Visiting Rockefeller Museum - A Jerusalem Architectural Gem
The Rockefeller Museum is a living testimony to the wealth of cultures that took part in the history of the Land of Israel. The visit to the Rockefeller Museum takes the visitor back to the beginning of archaeological research in our region. The objects displayed in the museum are rare cornerstones of local archaeology, mostly from excavations conducted in the first decades of the 20th century. The main display in the museum spans two halls, and it is arranged chronologically.
The museum also has displays based on various themes, such as the Egyptian Empire in the Land of Canaan, wooden reliefs from Al-Aqsa Mosque from the Umayyad period, the marble windows of the Church of the Holy Sepulcher from the Crusader period, remains of ancient synagogues from the Roman and Byzantine periods, old coins, gold jewelry and a reconstructed burial cave from the Bronze Middle Age.
The museum's structure is reminiscent of European castles from the Middle Ages, and its two central halls are reminiscent of the inner space of cathedrals. The design of the domes and the arches of the building were inspired by Islamic architecture. Inside the amenity is an inner courtyard with a pool in the center inspired by the Alhambra Palace in Spain.
The history of the Rockefeller Museum
The museum was founded by James Henry Brasted, founder, and director of the Center for Oriental Studies at the University of Chicago, who, during his trip to Palestine in 1925, was amazed to discover that there was no proper archaeological museum in Jerusalem. Brasted enlisted the help of the American philanthropist John D. Rockefeller Jr., who donated much money to the project. The site chosen for the building was northeast of the old city, on Sultan Suleiman Street.

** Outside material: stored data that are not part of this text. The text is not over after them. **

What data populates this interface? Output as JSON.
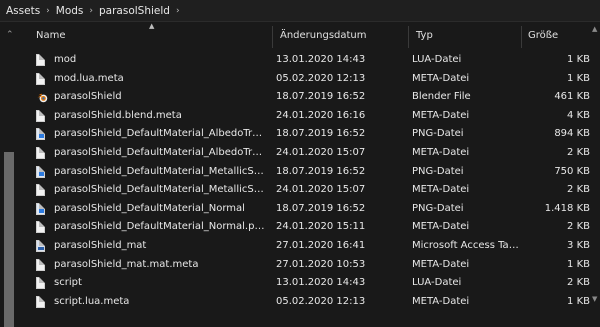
{
  "breadcrumb": [
    "Assets",
    "Mods",
    "parasolShield"
  ],
  "breadcrumb_sep_icon": "chevron-right-icon",
  "columns": {
    "name": "Name",
    "date": "Änderungsdatum",
    "type": "Typ",
    "size": "Größe"
  },
  "files": [
    {
      "name": "mod",
      "date": "13.01.2020 14:43",
      "type": "LUA-Datei",
      "size": "1 KB",
      "icon": "document-icon"
    },
    {
      "name": "mod.lua.meta",
      "date": "05.02.2020 12:13",
      "type": "META-Datei",
      "size": "1 KB",
      "icon": "document-icon"
    },
    {
      "name": "parasolShield",
      "date": "18.07.2019 16:52",
      "type": "Blender File",
      "size": "461 KB",
      "icon": "blender-icon"
    },
    {
      "name": "parasolShield.blend.meta",
      "date": "24.01.2020 16:16",
      "type": "META-Datei",
      "size": "4 KB",
      "icon": "document-icon"
    },
    {
      "name": "parasolShield_DefaultMaterial_AlbedoTranspare...",
      "date": "18.07.2019 16:52",
      "type": "PNG-Datei",
      "size": "894 KB",
      "icon": "image-icon"
    },
    {
      "name": "parasolShield_DefaultMaterial_AlbedoTranspare...",
      "date": "24.01.2020 15:07",
      "type": "META-Datei",
      "size": "2 KB",
      "icon": "document-icon"
    },
    {
      "name": "parasolShield_DefaultMaterial_MetallicSmoothn...",
      "date": "18.07.2019 16:52",
      "type": "PNG-Datei",
      "size": "750 KB",
      "icon": "image-icon"
    },
    {
      "name": "parasolShield_DefaultMaterial_MetallicSmoothn...",
      "date": "24.01.2020 15:07",
      "type": "META-Datei",
      "size": "2 KB",
      "icon": "document-icon"
    },
    {
      "name": "parasolShield_DefaultMaterial_Normal",
      "date": "18.07.2019 16:52",
      "type": "PNG-Datei",
      "size": "1.418 KB",
      "icon": "image-icon"
    },
    {
      "name": "parasolShield_DefaultMaterial_Normal.png.meta",
      "date": "24.01.2020 15:11",
      "type": "META-Datei",
      "size": "2 KB",
      "icon": "document-icon"
    },
    {
      "name": "parasolShield_mat",
      "date": "27.01.2020 16:41",
      "type": "Microsoft Access Tabl...",
      "size": "3 KB",
      "icon": "access-table-icon"
    },
    {
      "name": "parasolShield_mat.mat.meta",
      "date": "27.01.2020 10:53",
      "type": "META-Datei",
      "size": "1 KB",
      "icon": "document-icon"
    },
    {
      "name": "script",
      "date": "13.01.2020 14:43",
      "type": "LUA-Datei",
      "size": "2 KB",
      "icon": "document-icon"
    },
    {
      "name": "script.lua.meta",
      "date": "05.02.2020 12:13",
      "type": "META-Datei",
      "size": "1 KB",
      "icon": "document-icon"
    }
  ]
}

When the museum opened its doors in 1938, its official name was the Palestine Archaeological Museum, but even then, it was known to the public as the Rockefeller Museum. During the Six Day War in 1967, Israeli forces captured the unusual octagonal structure and used its towers as observation posts. Since Israel established its control over East Jerusalem, the museum has been managed in cooperation between the Israel Museum and the Antiquities Authority, whose main offices are also in the building.